The $q$-Racah polynomials from scalar products of Bethe states
Pascal Baseilhac, Rodrigo A. Pimenta
TL;DR
This work addresses representing the $q$-Racah polynomials within an integrable-model framework by expressing them as ratios of scalar products of Bethe states associated with homogeneous or inhomogeneous Bethe equations. The authors leverage the Askey-Wilson algebra and Leonard-pair structure to connect eigenbases via a transition matrix, and realize these bases through the modified algebraic Bethe ansatz applied to a reflection algebra.
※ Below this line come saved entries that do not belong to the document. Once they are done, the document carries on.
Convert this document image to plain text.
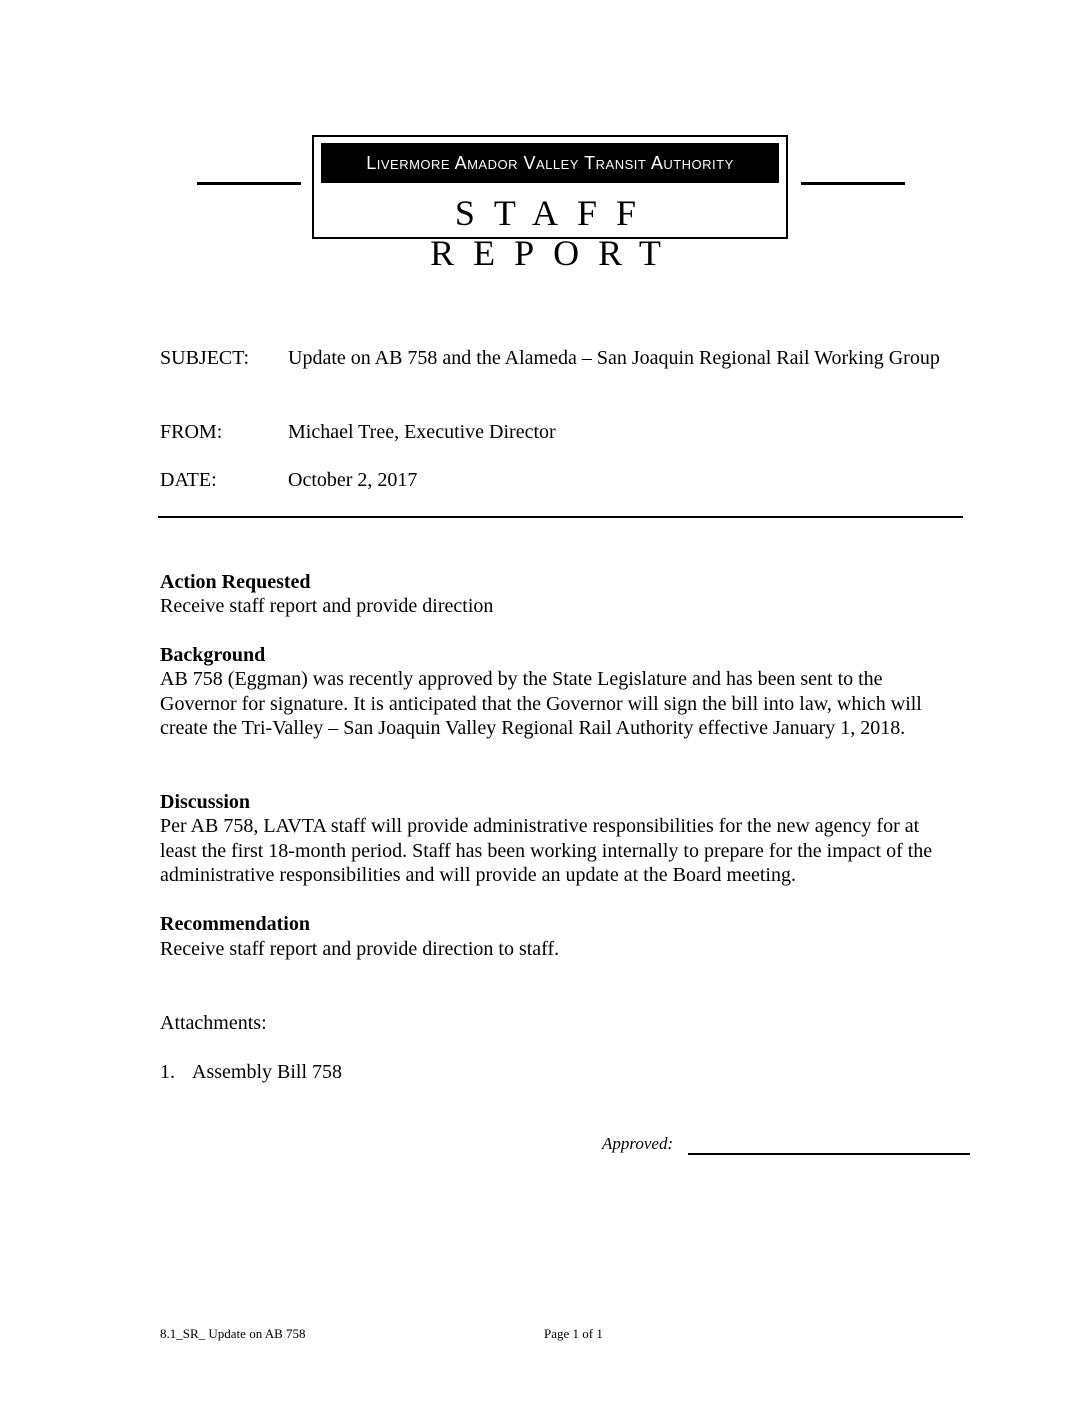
Livermore Amador Valley Transit Authority
STAFF REPORT
SUBJECT: Update on AB 758 and the Alameda – San Joaquin Regional Rail Working Group
FROM:	Michael Tree, Executive Director
DATE:	October 2, 2017
Action Requested
Receive staff report and provide direction
Background
AB 758 (Eggman) was recently approved by the State Legislature and has been sent to the Governor for signature. It is anticipated that the Governor will sign the bill into law, which will create the Tri-Valley – San Joaquin Valley Regional Rail Authority effective January 1, 2018.
Discussion
Per AB 758, LAVTA staff will provide administrative responsibilities for the new agency for at least the first 18-month period. Staff has been working internally to prepare for the impact of the administrative responsibilities and will provide an update at the Board meeting.
Recommendation
Receive staff report and provide direction to staff.
Attachments:
1. Assembly Bill 758
Approved:
8.1_SR_ Update on AB 758	Page 1 of 1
They show that Bethe states corresponding to homogeneous or inhomogeneous Bethe equations provide two complementary realizations of the Leonard-pair eigenbases, yielding multiple equivalent presentations of the polynomials. Consequently, the $q$-Racah polynomials arise as ratios of scalar products, highlighting a bridge between the discrete Askey-scheme and integrable systems with $q$-deformed symmetry.
Abstract
The $q$-Racah polynomials are expressed in terms of certain ratios of scalar products of Bethe states associated with Bethe equations of either homogeneous or inhomogeneous type. This result is obtained by combining the theory of Leonard pairs and the modified algebraic Bethe ansatz.